Não podemos evitar. Quando estamos num navio prestes a naufragar,
nossos pensamentos se concentram em navios prestes a naufragar. Mas
não são só os nossos temas que se reduzem; toda a nossa atitude em
relação à literatura é matizada por lealdades que, ao menos de
forma intermitente, constatamos não serem literárias. Muitas vezes
tenho a sensação de que até nos melhores tempos a crítica
literária é um embuste, uma vez que na ausência de qualquer
critério aceito — qualquer referência externa que dê sentido à
afirmação de que tal e tal livro é “bom” ou “ruim” —
todo julgamento literário consiste em fabricar um conjunto de normas
para justificar uma preferência instintiva. Nossa verdadeira reação
a um livro, se é que temos alguma, é em geral “gosto deste livro”

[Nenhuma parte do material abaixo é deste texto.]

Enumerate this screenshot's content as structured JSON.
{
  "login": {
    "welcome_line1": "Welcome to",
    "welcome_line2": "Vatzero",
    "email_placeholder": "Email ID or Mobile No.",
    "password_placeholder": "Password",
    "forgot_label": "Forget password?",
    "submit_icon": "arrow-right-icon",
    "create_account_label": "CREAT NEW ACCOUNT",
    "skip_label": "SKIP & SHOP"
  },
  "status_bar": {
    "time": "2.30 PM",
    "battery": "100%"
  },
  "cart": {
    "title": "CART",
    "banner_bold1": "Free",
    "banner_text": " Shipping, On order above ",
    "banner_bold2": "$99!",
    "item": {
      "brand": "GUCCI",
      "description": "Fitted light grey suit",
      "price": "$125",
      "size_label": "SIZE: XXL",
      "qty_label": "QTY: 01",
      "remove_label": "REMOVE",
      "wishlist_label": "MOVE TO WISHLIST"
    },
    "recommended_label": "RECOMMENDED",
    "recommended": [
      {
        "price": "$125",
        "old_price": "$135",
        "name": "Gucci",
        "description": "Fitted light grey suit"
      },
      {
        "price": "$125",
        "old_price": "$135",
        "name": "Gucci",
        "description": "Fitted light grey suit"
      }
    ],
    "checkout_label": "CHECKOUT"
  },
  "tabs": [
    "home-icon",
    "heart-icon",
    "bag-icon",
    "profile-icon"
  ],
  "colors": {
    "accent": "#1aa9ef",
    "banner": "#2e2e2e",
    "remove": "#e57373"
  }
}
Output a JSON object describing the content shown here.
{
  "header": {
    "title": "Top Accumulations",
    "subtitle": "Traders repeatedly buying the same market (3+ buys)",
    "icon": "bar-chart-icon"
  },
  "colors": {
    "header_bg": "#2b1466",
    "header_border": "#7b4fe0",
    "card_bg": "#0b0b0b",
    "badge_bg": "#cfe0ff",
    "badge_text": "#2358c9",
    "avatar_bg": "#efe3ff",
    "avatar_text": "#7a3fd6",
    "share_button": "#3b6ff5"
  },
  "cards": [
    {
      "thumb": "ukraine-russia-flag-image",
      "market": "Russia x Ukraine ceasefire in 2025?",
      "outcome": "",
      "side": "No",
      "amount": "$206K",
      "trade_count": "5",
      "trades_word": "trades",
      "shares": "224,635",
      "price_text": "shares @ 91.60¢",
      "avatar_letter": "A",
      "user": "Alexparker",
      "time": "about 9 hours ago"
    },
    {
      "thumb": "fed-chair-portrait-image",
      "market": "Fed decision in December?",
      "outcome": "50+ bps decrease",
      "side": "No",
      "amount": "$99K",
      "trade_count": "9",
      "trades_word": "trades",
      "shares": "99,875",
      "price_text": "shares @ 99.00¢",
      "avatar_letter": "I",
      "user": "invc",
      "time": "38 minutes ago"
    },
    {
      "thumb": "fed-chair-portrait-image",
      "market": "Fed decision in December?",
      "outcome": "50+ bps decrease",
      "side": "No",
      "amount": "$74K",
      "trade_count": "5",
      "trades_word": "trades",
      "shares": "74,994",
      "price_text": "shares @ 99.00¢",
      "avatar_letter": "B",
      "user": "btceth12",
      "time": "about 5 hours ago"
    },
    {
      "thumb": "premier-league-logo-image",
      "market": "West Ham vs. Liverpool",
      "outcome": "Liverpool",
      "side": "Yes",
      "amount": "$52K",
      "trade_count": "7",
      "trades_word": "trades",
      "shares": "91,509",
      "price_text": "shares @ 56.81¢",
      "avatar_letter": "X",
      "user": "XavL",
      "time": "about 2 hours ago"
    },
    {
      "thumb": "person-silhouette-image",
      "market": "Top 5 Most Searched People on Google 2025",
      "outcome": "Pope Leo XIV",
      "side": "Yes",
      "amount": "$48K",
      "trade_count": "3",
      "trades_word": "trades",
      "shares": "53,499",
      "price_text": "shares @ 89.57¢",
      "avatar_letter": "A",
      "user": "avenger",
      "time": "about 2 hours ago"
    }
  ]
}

ou “não gosto deste livro”, e o que vem depois é uma
racionalização. Mas penso que “gosto deste livro” não é uma
reação não literária; a reação não literária é “este livro
está do meu lado, por isso tenho de descobrir seus méritos”. É
claro que ao elogiarmos um livro por motivos políticos podemos ser
emocionalmente sinceros, no sentido de que o aprovamos com veemência,
mas também muitas vezes ocorre que a solidariedade partidária
requer uma mentira óbvia. Quem está acostumado a resenhar livros
para periódicos políticos sabe muito bem disso. Em geral, quando
escrevemos para uma publicação com a qual concordamos, pecamos por
comissão, mas quando escrevemos para uma publicação de caráter
contrário, pecamos por omissão. De qualquer maneira, inúmeros
livros controvertidos — livros de defesa ou oposição à Rússia
Soviética, de defesa ou oposição ao sionismo, de defesa ou
oposição à Igreja católica, e assim por diante — são julgados
antes de ser lidos, e na verdade antes mesmo de ser escritos. Sabemos
de antemão que acolhimento terão em cada publicação. No entanto,
com a desonestidade que às vezes não é nem de todo consciente,
mantém-se o pretexto de que são utilizados critérios puramente
literários.
É
claro que a invasão da literatura pela política estava fadada a
acontecer. Teria de acontecer, mesmo que o problema específico do
totalitarismo jamais tivesse surgido, porque fomentamos uma espécie
de compunção que nossos antepassados não tiveram, uma consciência
da enorme injustiça e do sofrimento do mundo, e um sentimento de
culpa, de que deveríamos estar fazendo alguma coisa a respeito, o
que impossibilita uma atitude puramente estética em relação à
vida. Ninguém, hoje, poderia se dedicar à literatura de forma tão
resoluta como James Joyce ou Henry James. Mas, infelizmente, aceitar
responsabilidade política hoje significa transigir com ortodoxias e
“linhas partidárias”, com toda a timidez e a desonestidade que
isso implica. Em comparação com os escritores vitorianos, temos a
desvantagem de viver entre ideologias políticas bem delineadas e de
em geral saber num relance quais pensamentos são heréticos. Um
intelectual literário moderno vive e escreve sob medo constante —
não da opinião pública no sentido mais amplo, mas da opinião
pública dentro de seu próprio grupo. Em geral, por sorte existe
mais de um grupo, porém a qualquer momento também pode existir uma
ortodoxia dominante, um atentado contra o qual se requer pele grossa
e que às vezes significa cortar pela metade a receita durante anos a
fio. Evidentemente, mais ou menos nos últimos quinze anos, a
ortodoxia dominante, sobretudo entre os jovens, foi “de esquerda”.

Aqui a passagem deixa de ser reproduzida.